I was born in Ft Lauderdale, Florida on the edge of the Everglades a long time ago. Santa used to come to our house on an airboat! My mother was born in southern Wisconsin (Clinton), her mother was born in Denmark and emigrated to the United States. Her father's family came to the New World in the 1630s. My father was born in St. Paul, Minnesota, his mother was born in Berne, Switzerland and moved to the United States in the 1890s. His father's family came to the New World in the 1740s after the Scots were defeated at the Battle of Colloden and their uncle beheaded in the Tower of London.

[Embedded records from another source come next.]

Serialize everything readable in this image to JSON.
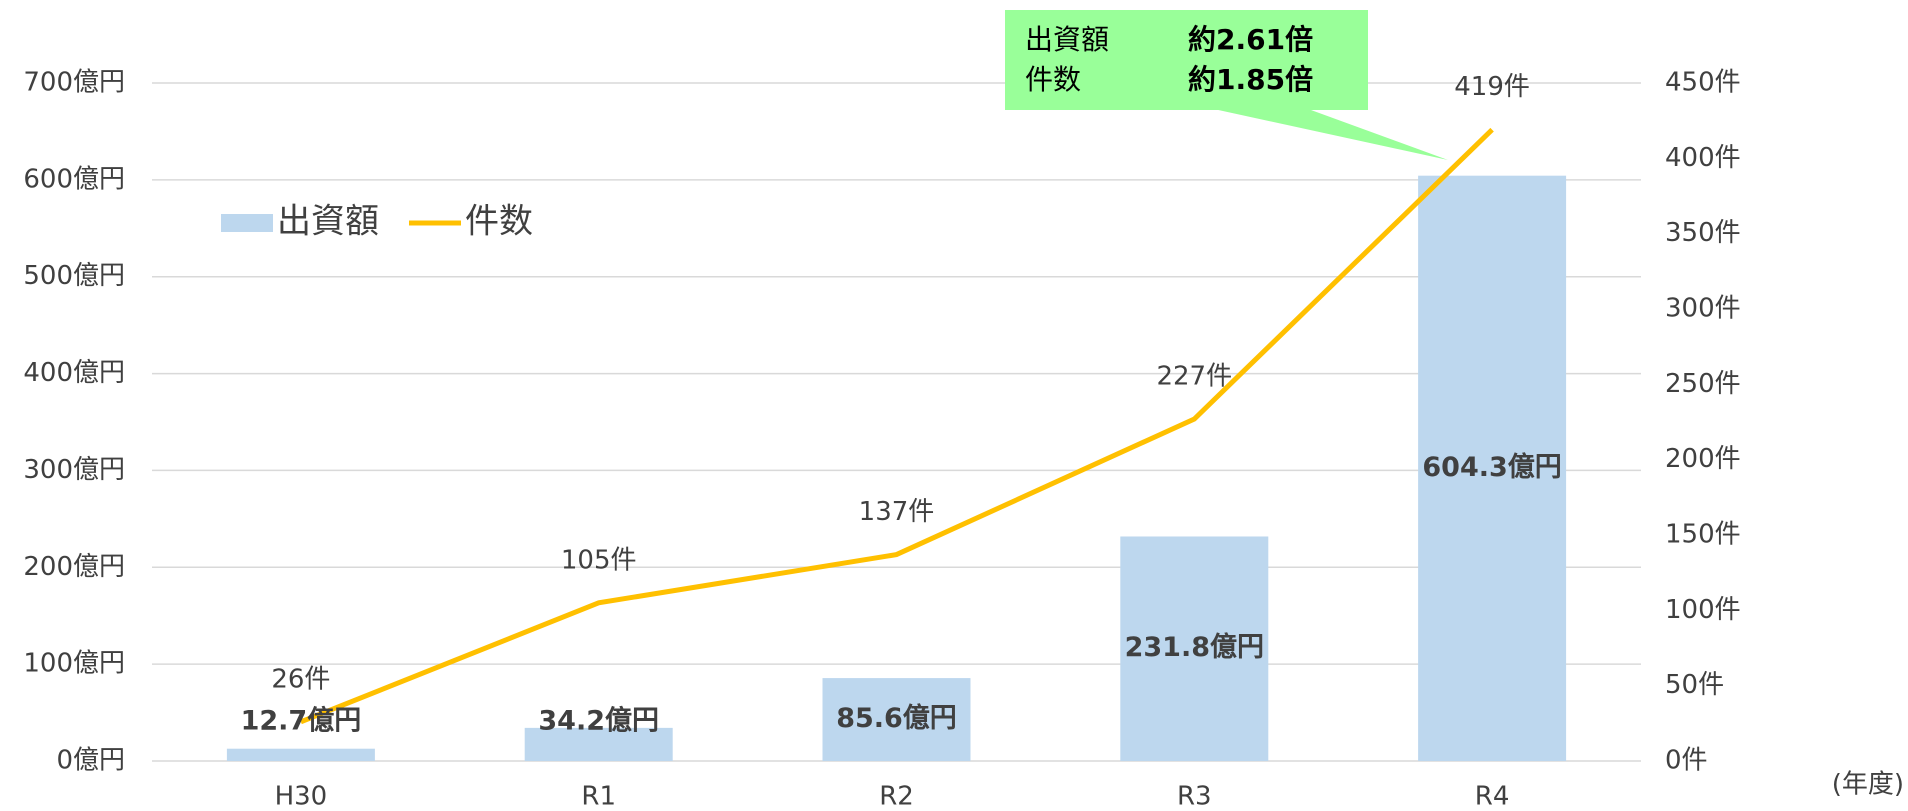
{
  "chart_data": {
    "type": "bar",
    "categories": [
      "H30",
      "R1",
      "R2",
      "R3",
      "R4"
    ],
    "series": [
      {
        "name": "出資額",
        "type": "bar",
        "color": "#bdd7ee",
        "values": [
          12.7,
          34.2,
          85.6,
          231.8,
          604.3
        ],
        "value_labels": [
          "12.7億円",
          "34.2億円",
          "85.6億円",
          "231.8億円",
          "604.3億円"
        ]
      },
      {
        "name": "件数",
        "type": "line",
        "axis": "y2",
        "color": "#ffc000",
        "values": [
          26,
          105,
          137,
          227,
          419
        ],
        "value_labels": [
          "26件",
          "105件",
          "137件",
          "227件",
          "419件"
        ]
      }
    ],
    "ylim": [
      0,
      700
    ],
    "yticks": [
      {
        "value": 0,
        "label": "0億円"
      },
      {
        "value": 100,
        "label": "100億円"
      },
      {
        "value": 200,
        "label": "200億円"
      },
      {
        "value": 300,
        "label": "300億円"
      },
      {
        "value": 400,
        "label": "400億円"
      },
      {
        "value": 500,
        "label": "500億円"
      },
      {
        "value": 600,
        "label": "600億円"
      },
      {
        "value": 700,
        "label": "700億円"
      }
    ],
    "y2lim": [
      0,
      450
    ],
    "y2ticks": [
      {
        "value": 0,
        "label": "0件"
      },
      {
        "value": 50,
        "label": "50件"
      },
      {
        "value": 100,
        "label": "100件"
      },
      {
        "value": 150,
        "label": "150件"
      },
      {
        "value": 200,
        "label": "200件"
      },
      {
        "value": 250,
        "label": "250件"
      },
      {
        "value": 300,
        "label": "300件"
      },
      {
        "value": 350,
        "label": "350件"
      },
      {
        "value": 400,
        "label": "400件"
      },
      {
        "value": 450,
        "label": "450件"
      }
    ],
    "x_unit": "(年度)",
    "grid": true,
    "legend": "upper left",
    "callout": [
      [
        "出資額",
        "約2.61倍"
      ],
      [
        "件数",
        "約1.85倍"
      ]
    ]
  }
}
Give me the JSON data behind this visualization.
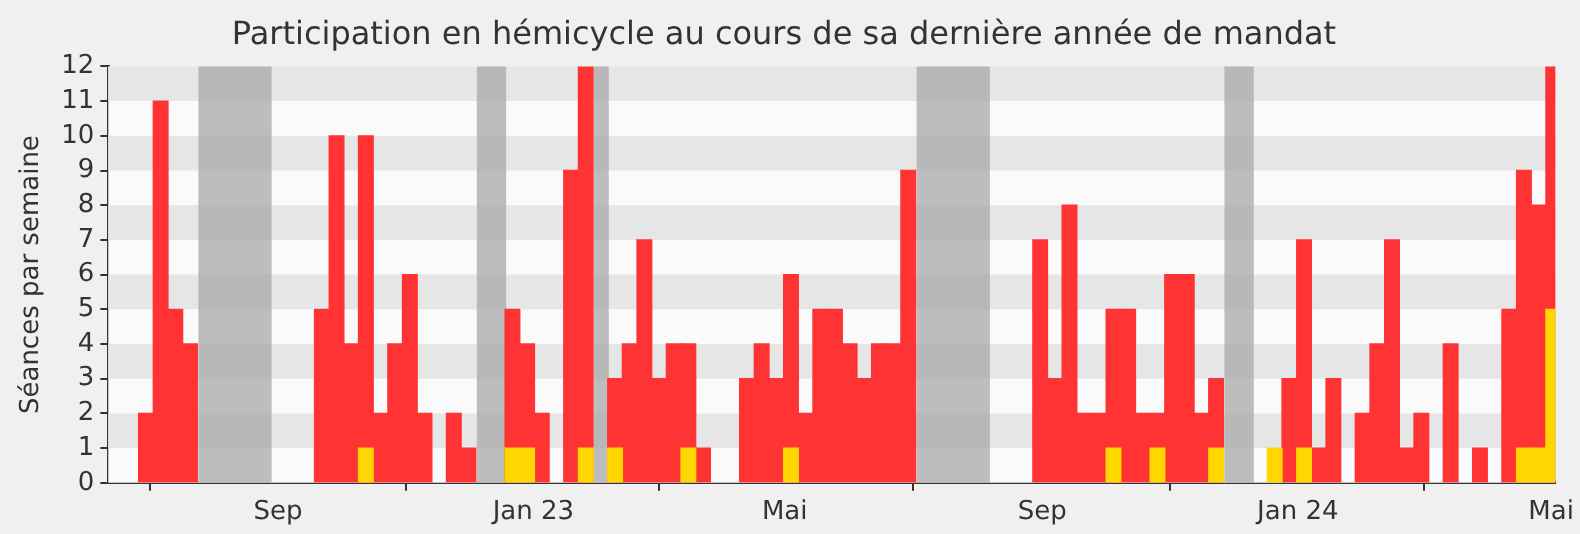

Both my mother and father were raised on farms, my dad went to college on a sheep judging scholarship and slept in the sheep barns throughout his undergraduate career at the University of Wisconsin in the 1930s! He continued with his studies and received his Ph.D. in Agronomy and Soils in 1937. He and my mother moved to the Everglades in 1938.
I received my Ph.D. in Physiology from the University of Florida, having studied and published numerous papers on the effect of insulin in cultured neuronal and glial cells. After graduate school I did postdoctoral training at Yale, University of Massachusetts and Sloan Kettering Institute in NYC under Joan Massague' studying Transforming Growth Factor- Beta and growth inhibition. Subsequently, I established a lab at the University of Minnesota, where I continued my research and developed a method to identify growth inhibited cells and genes that act as dominant suppressors of cell cycle.
Since 2017 I have taught at Dine College in beautiful Tsaile, Arizona in the Four Corners region. I teach Anatomy and Physiology for majors and non-majors and upper division courses in Cell and Molecular Biology. I am the advisor of the pre-professional club and am involved in collaborative research and training projects with the University of Arizona, Northern Arizona University and the University of Alaska-Fairbanks.